Many Israelis will quote from the Talmudic Tractate Sanhedrin, “When somebody is coming to kill you, get up earlier and kill him first.” However, few are aware of how the Talmud continues, teaching us only to use the minimum necessary force and drawing a sharp contrast between defending ourselves against those attacking us, and harming an innocent third party. These are also principles in International Humanitarian Law (IHL).

“Not by might and not by power, but by my spirit says the Lord of Hosts.” Our Talmudic sages determined that these words from the prophet Zechariah would be read as part of the Haftarah (Scriptural reading from the prophets after the reading of the Torah) for the Sabbath of Hanukah, and edited the story of the war of the Macabees out of the Talmud. They understood that, in the long run, sustainable peace and security are not achieved through acts of war.
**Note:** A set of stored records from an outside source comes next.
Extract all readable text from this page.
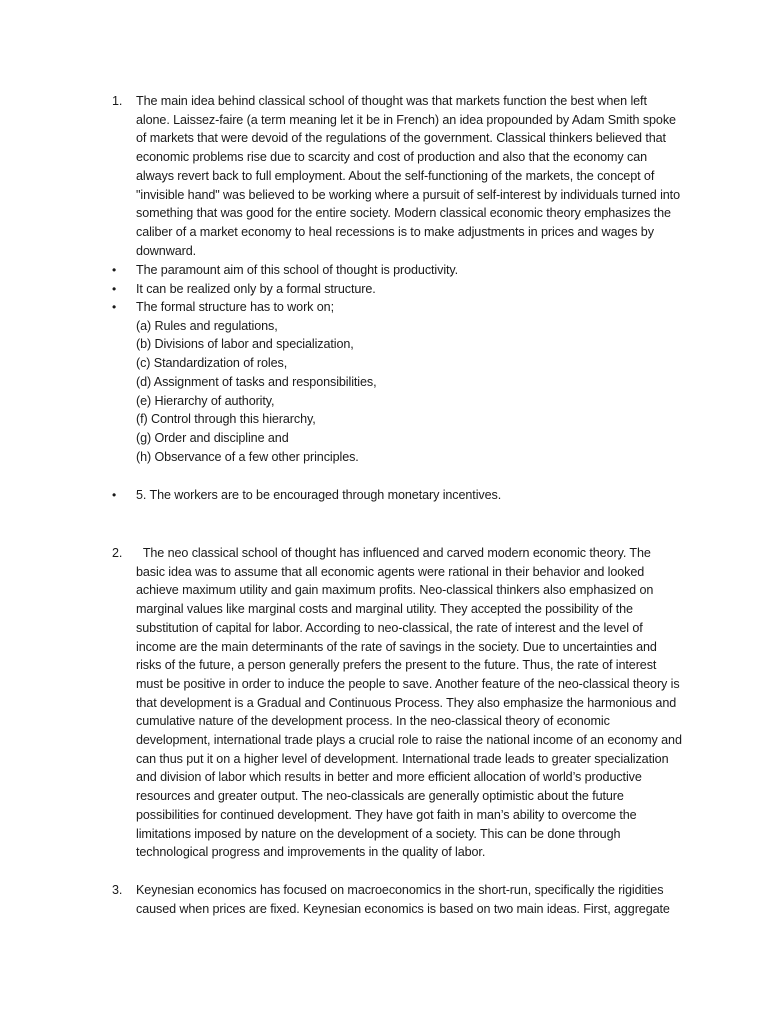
1.	The main idea behind classical school of thought was that markets function the best when left alone. Laissez-faire (a term meaning let it be in French) an idea propounded by Adam Smith spoke of markets that were devoid of the regulations of the government. Classical thinkers believed that economic problems rise due to scarcity and cost of production and also that the economy can always revert back to full employment. About the self-functioning of the markets, the concept of "invisible hand" was believed to be working where a pursuit of self-interest by individuals turned into something that was good for the entire society. Modern classical economic theory emphasizes the caliber of a market economy to heal recessions is to make adjustments in prices and wages by downward.
•	The paramount aim of this school of thought is productivity.
•	It can be realized only by a formal structure.
•	The formal structure has to work on;
(a) Rules and regulations,
(b) Divisions of labor and specialization,
(c) Standardization of roles,
(d) Assignment of tasks and responsibilities,
(e) Hierarchy of authority,
(f) Control through this hierarchy,
(g) Order and discipline and
(h) Observance of a few other principles.
•	5. The workers are to be encouraged through monetary incentives.
2.	The neo classical school of thought has influenced and carved modern economic theory. The basic idea was to assume that all economic agents were rational in their behavior and looked achieve maximum utility and gain maximum profits. Neo-classical thinkers also emphasized on marginal values like marginal costs and marginal utility. They accepted the possibility of the substitution of capital for labor. According to neo-classical, the rate of interest and the level of income are the main determinants of the rate of savings in the society. Due to uncertainties and risks of the future, a person generally prefers the present to the future. Thus, the rate of interest must be positive in order to induce the people to save. Another feature of the neo-classical theory is that development is a Gradual and Continuous Process. They also emphasize the harmonious and cumulative nature of the development process. In the neo-classical theory of economic development, international trade plays a crucial role to raise the national income of an economy and can thus put it on a higher level of development. International trade leads to greater specialization and division of labor which results in better and more efficient allocation of world’s productive resources and greater output. The neo-classicals are generally optimistic about the future possibilities for continued development. They have got faith in man’s ability to overcome the limitations imposed by nature on the development of a society. This can be done through technological progress and improvements in the quality of labor.
3.	Keynesian economics has focused on macroeconomics in the short-run, specifically the rigidities caused when prices are fixed. Keynesian economics is based on two main ideas. First, aggregate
RHR calls on the leadership of Israel and Hamas to act according to these standards. RHR calls upon Israel not to harm civilians either through firing on them or through the collective punishment of the ongoing closure severely limiting the amount of food, fuel and other basic goods entering Gaza. RHR calls upon Hamas to cease the intentional harming of civilians through firing on the residents of the Western Negev.

Israel has actualized its right of retaliation and the defense of her citizens in the last 36 hours. Both the State of Israel and Hamas must now take a “time out” to determine whether the cease-fire can be reinstated. Otherwise, they will soon be plunged even deeper into a cycle of bloodletting, with neither side knowing how they will get out of it. We hope that, as we reach the end of Hanukah, the “Festival of Lights,” that we will see the fulfillment of the prayer, “May a new light shine upon Zion, and may we all speedily merit its light.” (Prayerbook)

There are those who say that the Talmudic sages ruled that we do not recite the full Hallel (Festive psalms recited on holidays.) on the 7th day of Passover because that is the day that the Egyptians drowned in the Reed Sea. RHR asks whether this year it is appropriate to recite the complete Hallel on the 8th day of Hanukah (Monday) when the work of God’s hands are dying on both sides.